Leurs analyses ont révélé que 68% des produits portent au moins un énoncé nutritionnel. Le plus souvent, il s'agit d'un énoncé sur la présence d'arômes naturels (45%), de la présence d'un tableau de la valeur nutritive (38%), d'un énoncé sur le contenu en calories (29%) ou en sucre (20%), ou d'un énoncé sur l'absence de gluten (13%) dans le produit.
«La présence d'informations nutritionnelles pourrait rendre ces produits plus acceptables aux yeux des personnes qui se soucient de leur santé. Ces informations peuvent aussi occulter le fait que ces boissons contiennent autant d'alcool que des boissons alcoolisées traditionnelles comme la bière», souligne la première auteure de l'étude, Élisabeth Demers-Potvin, nutritionniste et étudiante-chercheuse dans l'équipe de Lana Vanderlee, de l'École de nutrition, du Centre NUTRISS – Nutrition, santé et société, et de l'Institut sur la nutrition et les aliments fonctionnels de l'Université Laval.
En comparant les produits à taux ordinaire d'alcool (plus de 4% jusqu'à 7%) aux produits à teneur réduite en alcool (3,5% à 4%), les chercheuses ont constaté que ces derniers portent plus souvent un énoncé nutritionnel (97% contre 19%) et un tableau de la valeur nutritive (97% contre 26%). «La présence plus importante d'énoncés nutritionnels sur les produits à teneur réduite en alcool détourne l'attention du fait qu'elles contiennent presque autant d'alcool que des boissons alcoolisées régulières», fait valoir Élisabeth Demers-Potvin.

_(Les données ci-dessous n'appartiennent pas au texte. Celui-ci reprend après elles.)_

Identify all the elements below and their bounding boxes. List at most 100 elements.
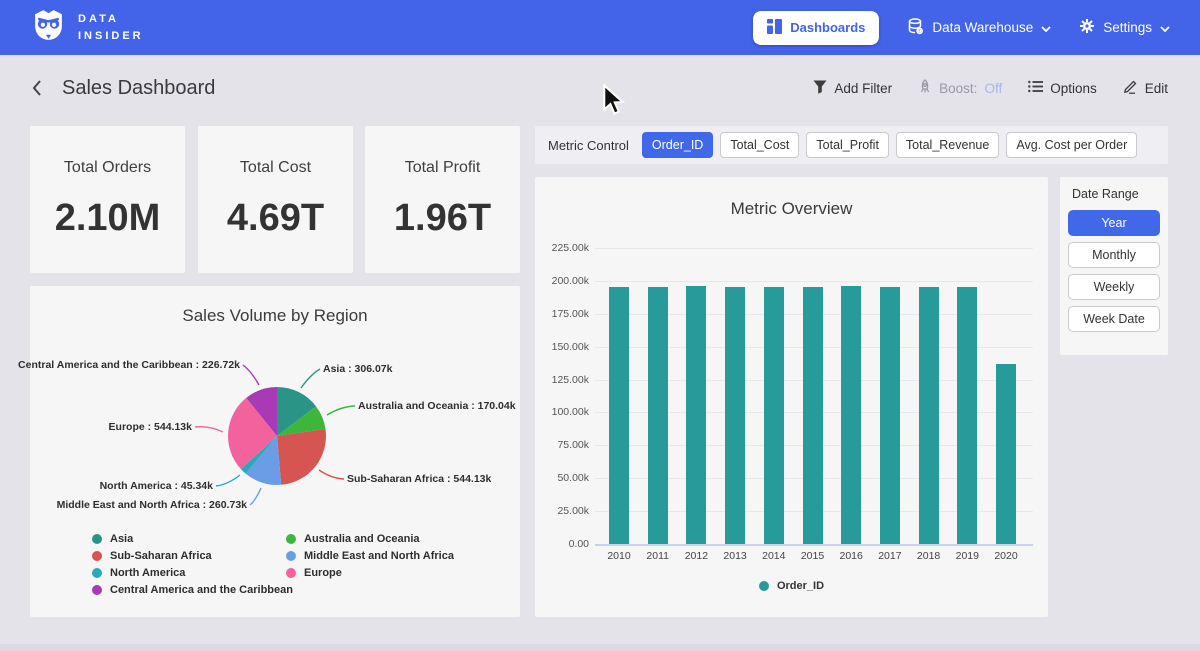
bar-2010[interactable] <box>609 287 629 544</box>
bar-2015[interactable] <box>803 287 823 544</box>
page-header: Sales Dashboard Add Filter Boost: Off <box>0 55 1200 121</box>
bar-2011[interactable] <box>648 287 668 544</box>
pie-leader-line <box>319 470 344 479</box>
metric-control-label: Metric Control <box>548 138 629 153</box>
pie-legend-item[interactable]: Central America and the Caribbean <box>92 584 293 596</box>
date-range-button-weekly[interactable]: Weekly <box>1068 274 1160 300</box>
pie-label-asia: Asia : 306.07k <box>323 363 392 375</box>
gear-icon <box>1079 18 1095 37</box>
date-range-button-monthly[interactable]: Monthly <box>1068 242 1160 268</box>
x-axis-tick-label: 2017 <box>870 550 910 562</box>
edit-button[interactable]: Edit <box>1123 79 1168 97</box>
rocket-icon <box>918 79 932 97</box>
data-warehouse-menu[interactable]: Data Warehouse <box>907 18 1051 38</box>
mouse-cursor <box>601 84 625 121</box>
date-range-button-week-date[interactable]: Week Date <box>1068 306 1160 332</box>
legend-dot <box>92 551 102 561</box>
y-axis-tick-label: 200.00k <box>537 275 589 287</box>
y-axis-tick-label: 150.00k <box>537 341 589 353</box>
bar-2019[interactable] <box>957 287 977 544</box>
pie-legend-item[interactable]: Europe <box>286 567 454 579</box>
chevron-down-icon <box>1041 20 1051 35</box>
legend-label: Order_ID <box>777 580 824 592</box>
pie-label-middle-east-and-north-africa: Middle East and North Africa : 260.73k <box>57 499 247 511</box>
bar-chart-title: Metric Overview <box>535 199 1048 219</box>
boost-state: Off <box>984 81 1002 96</box>
pie-legend-item[interactable]: Australia and Oceania <box>286 533 454 545</box>
legend-label: Australia and Oceania <box>304 533 420 545</box>
bar-2017[interactable] <box>880 287 900 544</box>
legend-dot <box>286 551 296 561</box>
kpi-value: 2.10M <box>55 197 161 240</box>
kpi-card: Total Orders 2.10M <box>30 126 185 273</box>
legend-label: Central America and the Caribbean <box>110 584 293 596</box>
metric-button-order-id[interactable]: Order_ID <box>642 132 713 158</box>
bar-2013[interactable] <box>725 287 745 544</box>
pie-legend-column: Asia Sub-Saharan Africa North America Centr… <box>92 533 293 596</box>
metric-button-total-cost[interactable]: Total_Cost <box>720 132 799 158</box>
bar-2012[interactable] <box>686 286 706 544</box>
owl-logo-icon <box>30 7 67 49</box>
x-axis-tick-label: 2011 <box>638 550 678 562</box>
dashboards-grid-icon <box>767 19 782 37</box>
list-options-icon <box>1028 80 1043 96</box>
gridline <box>595 544 1033 546</box>
pie-legend-item[interactable]: North America <box>92 567 293 579</box>
date-range-button-year[interactable]: Year <box>1068 210 1160 236</box>
legend-dot <box>92 568 102 578</box>
footer-strip <box>0 644 1200 651</box>
options-button[interactable]: Options <box>1028 80 1097 96</box>
bar-chart-legend: Order_ID <box>535 580 1048 592</box>
pie-legend-item[interactable]: Middle East and North Africa <box>286 550 454 562</box>
dashboards-button[interactable]: Dashboards <box>753 11 879 45</box>
brand-logo[interactable]: DATA INSIDER <box>30 7 144 49</box>
bar-2020[interactable] <box>996 364 1016 544</box>
pie-slice-sub-saharan-africa[interactable] <box>277 429 326 485</box>
x-axis-tick-label: 2016 <box>831 550 871 562</box>
add-filter-button[interactable]: Add Filter <box>813 80 892 97</box>
sales-volume-pie-card: Sales Volume by Region Asia : 306.07kAus… <box>30 286 520 617</box>
filter-funnel-icon <box>813 80 827 97</box>
pie-label-australia-and-oceania: Australia and Oceania : 170.04k <box>358 400 516 412</box>
pie-leader-line <box>250 488 261 505</box>
x-axis-tick-label: 2018 <box>909 550 949 562</box>
metric-button-avg-cost-per-order[interactable]: Avg. Cost per Order <box>1006 132 1137 158</box>
pencil-icon <box>1123 79 1138 97</box>
date-range-panel: Date Range YearMonthlyWeeklyWeek Date <box>1060 177 1168 355</box>
bar-2018[interactable] <box>919 287 939 544</box>
x-axis-tick-label: 2012 <box>676 550 716 562</box>
legend-label: Sub-Saharan Africa <box>110 550 212 562</box>
gridline <box>595 281 1033 282</box>
kpi-card: Total Profit1.96T <box>365 126 520 273</box>
kpi-label: Total Cost <box>240 159 311 177</box>
pie-leader-line <box>243 365 259 385</box>
pie-leader-line <box>195 427 223 432</box>
x-axis-tick-label: 2013 <box>715 550 755 562</box>
kpi-value: 1.96T <box>394 197 491 240</box>
pie-leader-line <box>327 406 355 415</box>
y-axis-tick-label: 175.00k <box>537 308 589 320</box>
bar-2016[interactable] <box>841 286 861 544</box>
legend-label: Europe <box>304 567 342 579</box>
pie-legend-item[interactable]: Asia <box>92 533 293 545</box>
y-axis-tick-label: 75.00k <box>537 439 589 451</box>
metric-button-total-profit[interactable]: Total_Profit <box>806 132 889 158</box>
metric-button-total-revenue[interactable]: Total_Revenue <box>896 132 999 158</box>
bar-2014[interactable] <box>764 287 784 544</box>
settings-menu[interactable]: Settings <box>1079 18 1170 37</box>
app-root: DATA INSIDER Dashboards <box>0 0 1200 651</box>
legend-dot <box>286 534 296 544</box>
pie-legend-item[interactable]: Sub-Saharan Africa <box>92 550 293 562</box>
legend-dot <box>92 534 102 544</box>
back-button[interactable] <box>32 79 42 97</box>
x-axis-tick-label: 2020 <box>986 550 1026 562</box>
x-axis-tick-label: 2010 <box>599 550 639 562</box>
page-title: Sales Dashboard <box>62 77 215 100</box>
metric-overview-chart-card: Metric Overview 225.00k200.00k175.00k150… <box>535 177 1048 617</box>
kpi-label: Total Orders <box>64 159 151 177</box>
legend-dot <box>92 585 102 595</box>
y-axis-tick-label: 100.00k <box>537 406 589 418</box>
database-icon <box>907 18 924 38</box>
boost-toggle[interactable]: Boost: Off <box>918 79 1002 97</box>
legend-label: Middle East and North Africa <box>304 550 454 562</box>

Règle générale, les produits qui affichent plus d'information nutritionnelle peuvent être vus comme un meilleur choix que ceux qui en ont peu ou pas, poursuit-elle. «On sait que pour d'autres produits alimentaires, cela peut influencer le choix des consommateurs et les quantités consommées.»
Les boissons alcoolisées prêtes à boire contiennent essentiellement de l'eau, des arômes et de l'alcool. «Le recours très répandu aux énoncés nutritionnels qui donnent un halo santé à ces produits peut créer une certaine confusion, estime Élisabeth Demers-Potvin. Dans l'intérêt des consommateurs, il faudrait mieux réglementer et uniformiser l'étiquetage et la mise en marché de ces produits.»
Les signataires de l'étude publiée dans Preventive Medicine Reports sont Élisabeth Demers-Potvin, Alexa Gaucher-Holm, Véronique Provencher, Manon Niquette, Ariane Bélanger-Gravel et Lana Vanderlee, de l'Université Laval, et Erin Hobin, de Santé publique Ontario.